Viva la pappa col pomodoro
Quand j’étais enfant, j’étais persuadée d’être italienne. Pourtant ma mère était blonde et parlait souvent l’allemand avec ses parents. Je crois que cette confusion vient de ma nounou, qui elle venait du sud de l’Italie, près de Lecce. Un endroit où les murs poussiéreux se dessinent sous différentes nuances d’ocres et de jaunes, où la mer était fraîche, limpide et turquoise, encerclée par les rochers. On adorait y passer nos étés. Dans la voiture, ma mère écoutait les classiques italiens de l’époque en chantant, lèvres rouges et Wayfarer sur le bout de son nez. Je la regardais admirative et tout cela me confortait dans l’idée que je venais, moi aussi, de cette sublime région des Pouilles. Je ne suis pas sûre qu’elle ait jamais parlé l’italien mais coupe toujours court aux conversations en balançant un charmant « Ciao ! ». Lorsqu’elle sirote son café sur une terrasse de Salò près du lac de Garde, son endroit préféré au monde, ma mère ne peine jamais à se faire comprendre et se met, elle aussi, à parler avec les mains.
À la maison, il y a toujours eu beaucoup d’Italie à table et c’est probablement là la clé de voûte de tous mes fantasmes : pasta, minestrone, melanzane alla parmigiana, piccata milanaise, lasagnes… Tous ces plats gorgés de soleil réchauffaient le plus maussade des automnes. L’essence même de cette cuisine, c’est le réconfort. Quand j’ai commencé à travailler comme journaliste culinaire, elle a pensé que ses petits plats mijotés ne seraient peut-être plus assez bien pour moi. Je l’ai vue redoubler d’efforts, transformant mes visites en véritables banquets. La vérité, c’est que sa cuisine est exactement à la hauteur de mes attentes.
C’est la cuisine de la mamma. Celle qui vous met du baume au coeur un soir de pluie, celle qui vous donne envie de faire 3 heures de train juste pour y goûter, celle qui éveille en vous de lointains souvenirs. C’est une cuisine de mémoire, sans chichis. Vous ne la verrez jamais dresser une assiette, en revanche vous la verrez vous resservir plusieurs fois, les yeux pétillants de bonheur en vous voyant vous goinfrer. Les plats sont toujours posés au centre de la table. À la fin du repas, on vous laissera tremper un morceau de pain dans la sauce pour profiter un peu plus de son jus mijoté. Personne ne vous fera les gros yeux, tout le monde y plongera joyeusement.
La cuisine italienne de ma mère est si parfaite qu’elle ferait pâlir d’envie la meilleure trattoria de Paris.

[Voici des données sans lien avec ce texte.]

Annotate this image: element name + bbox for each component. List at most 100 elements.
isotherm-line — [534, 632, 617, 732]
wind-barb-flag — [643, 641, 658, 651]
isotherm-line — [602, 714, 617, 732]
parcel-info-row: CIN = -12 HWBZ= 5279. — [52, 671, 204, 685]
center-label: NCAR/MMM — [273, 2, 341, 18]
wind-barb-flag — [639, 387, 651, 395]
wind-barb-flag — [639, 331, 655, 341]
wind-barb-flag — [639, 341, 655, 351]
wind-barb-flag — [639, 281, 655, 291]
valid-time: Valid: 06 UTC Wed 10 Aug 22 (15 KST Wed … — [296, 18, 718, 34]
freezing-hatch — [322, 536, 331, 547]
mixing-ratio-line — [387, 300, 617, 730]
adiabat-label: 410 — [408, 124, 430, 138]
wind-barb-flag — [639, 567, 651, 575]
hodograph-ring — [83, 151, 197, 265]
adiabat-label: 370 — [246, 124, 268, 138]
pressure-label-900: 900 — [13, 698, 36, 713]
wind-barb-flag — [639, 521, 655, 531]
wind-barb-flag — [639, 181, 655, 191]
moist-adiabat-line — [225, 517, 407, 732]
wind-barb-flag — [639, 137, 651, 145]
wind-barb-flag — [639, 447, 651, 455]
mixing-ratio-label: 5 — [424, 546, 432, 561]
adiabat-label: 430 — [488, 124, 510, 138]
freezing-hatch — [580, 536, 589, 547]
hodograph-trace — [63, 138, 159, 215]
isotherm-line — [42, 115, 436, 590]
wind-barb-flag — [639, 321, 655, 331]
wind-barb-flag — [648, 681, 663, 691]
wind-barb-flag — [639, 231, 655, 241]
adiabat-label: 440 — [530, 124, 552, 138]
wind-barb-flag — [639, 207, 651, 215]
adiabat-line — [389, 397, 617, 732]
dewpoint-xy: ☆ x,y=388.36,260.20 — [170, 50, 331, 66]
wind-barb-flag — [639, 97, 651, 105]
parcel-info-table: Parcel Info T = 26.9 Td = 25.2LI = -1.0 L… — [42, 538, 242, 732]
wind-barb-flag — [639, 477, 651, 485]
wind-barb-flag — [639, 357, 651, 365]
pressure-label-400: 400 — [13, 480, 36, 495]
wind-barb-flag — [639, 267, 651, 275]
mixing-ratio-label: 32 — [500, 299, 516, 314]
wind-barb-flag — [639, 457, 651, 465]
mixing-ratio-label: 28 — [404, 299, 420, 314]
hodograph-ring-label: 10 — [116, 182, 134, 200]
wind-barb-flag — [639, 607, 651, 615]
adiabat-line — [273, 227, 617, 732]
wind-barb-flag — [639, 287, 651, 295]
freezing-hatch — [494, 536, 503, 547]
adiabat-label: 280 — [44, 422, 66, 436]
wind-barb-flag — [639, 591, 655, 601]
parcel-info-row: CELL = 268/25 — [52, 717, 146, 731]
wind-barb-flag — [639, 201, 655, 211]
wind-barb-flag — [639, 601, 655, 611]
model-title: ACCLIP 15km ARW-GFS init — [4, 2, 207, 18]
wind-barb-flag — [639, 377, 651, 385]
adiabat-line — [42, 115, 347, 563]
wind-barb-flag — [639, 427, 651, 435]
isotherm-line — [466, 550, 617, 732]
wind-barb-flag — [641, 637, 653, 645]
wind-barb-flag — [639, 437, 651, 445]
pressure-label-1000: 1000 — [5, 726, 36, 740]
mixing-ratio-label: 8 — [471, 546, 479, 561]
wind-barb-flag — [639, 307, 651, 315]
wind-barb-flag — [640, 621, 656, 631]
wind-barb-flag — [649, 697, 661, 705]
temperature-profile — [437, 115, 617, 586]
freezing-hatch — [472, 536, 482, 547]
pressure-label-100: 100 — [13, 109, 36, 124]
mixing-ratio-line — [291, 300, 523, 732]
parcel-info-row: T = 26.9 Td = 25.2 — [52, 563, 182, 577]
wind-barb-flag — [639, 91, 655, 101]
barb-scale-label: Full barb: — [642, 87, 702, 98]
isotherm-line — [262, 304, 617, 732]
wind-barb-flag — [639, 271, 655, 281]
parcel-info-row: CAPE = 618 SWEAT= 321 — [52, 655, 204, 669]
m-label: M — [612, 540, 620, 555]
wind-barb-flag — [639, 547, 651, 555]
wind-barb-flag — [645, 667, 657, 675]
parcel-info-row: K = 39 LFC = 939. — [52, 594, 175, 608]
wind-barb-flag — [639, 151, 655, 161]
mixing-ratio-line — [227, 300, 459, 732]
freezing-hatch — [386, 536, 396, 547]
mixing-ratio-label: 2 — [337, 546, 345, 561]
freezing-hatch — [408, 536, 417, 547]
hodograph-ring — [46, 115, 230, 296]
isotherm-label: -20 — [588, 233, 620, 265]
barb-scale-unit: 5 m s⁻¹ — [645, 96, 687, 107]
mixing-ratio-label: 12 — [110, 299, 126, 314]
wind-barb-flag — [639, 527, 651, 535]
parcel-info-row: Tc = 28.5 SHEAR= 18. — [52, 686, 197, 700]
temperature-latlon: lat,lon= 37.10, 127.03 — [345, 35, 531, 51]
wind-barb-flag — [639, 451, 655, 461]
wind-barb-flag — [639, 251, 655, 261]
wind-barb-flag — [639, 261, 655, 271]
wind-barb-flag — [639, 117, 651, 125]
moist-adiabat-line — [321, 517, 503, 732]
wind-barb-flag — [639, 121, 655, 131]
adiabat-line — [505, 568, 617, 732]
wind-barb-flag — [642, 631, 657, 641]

Je peine à trouver un tiramisu qui puisse arriver à la cheville du sien : un délicieux dessert généreux et crémeux à souhait. J’y retrouve la douceur du mascarpone, des boudoirs imbibés d’espresso, des notes de Grand Marnier ou d’amaretto. Quand je vois son plat sortir du frigidaire, je sais que je serais parfaitement capable d’en découdre seule avec lui, armée d’une petite cuillère. Ce n’est jamais arrivé. On se bat tout pour en avoir une plus grosse part et je l’aime tellement que je pourrais me rouler dedans. Peut-être que des puristes iraient lui voler dans les pattes, arguant sur l’usage de telle liqueur ou de tel café. Ils n’y connaissent rien, je peux vous l’assurer. Vous aussi, vous succomberiez.
Ce qu’il y a de magique dans la cuisine d’une mère, c’est qu’elle est avant tout nourricière, directe, honnête et sans fards. N’importe lequel de ses plats me ferait fondre sur le champ mais il y en a un que j’aime par dessus tout : c’est son osso buco. Un plat en sauce qui pourrait être un lointain cousin du boeuf bourguignon. L’osso buco est fait à partir de morceaux de veau et mijote dans une cocotte pendant plus de trois heures. Sur la dernière ligne droite, elle y ajoute quelques os à moelle, spécialement pour moi. Si ce plat est un délice le jour même, il est à se damner le lendemain. La cuisine d’une mère est la seule à avoir ce pouvoir magique.
J’ai souvent essayé de reproduire ses plats, passant de longues minutes avec elle au bout du fil, détaillant chacune de ses astuces pour me transmettre une recette « inratable ». Je n’ai connu aucun succès. Certains vous diront que je suis peut-être dure envers moi-même, ma mère en tête de file. Pourtant, mes reproductions n’étaient que pâles copies en comparaison. La cuisine de ma mère n’est pas faite pour être reproduite. Elle n’a pas d’égal. Un peu comme la cuisine de votre maman.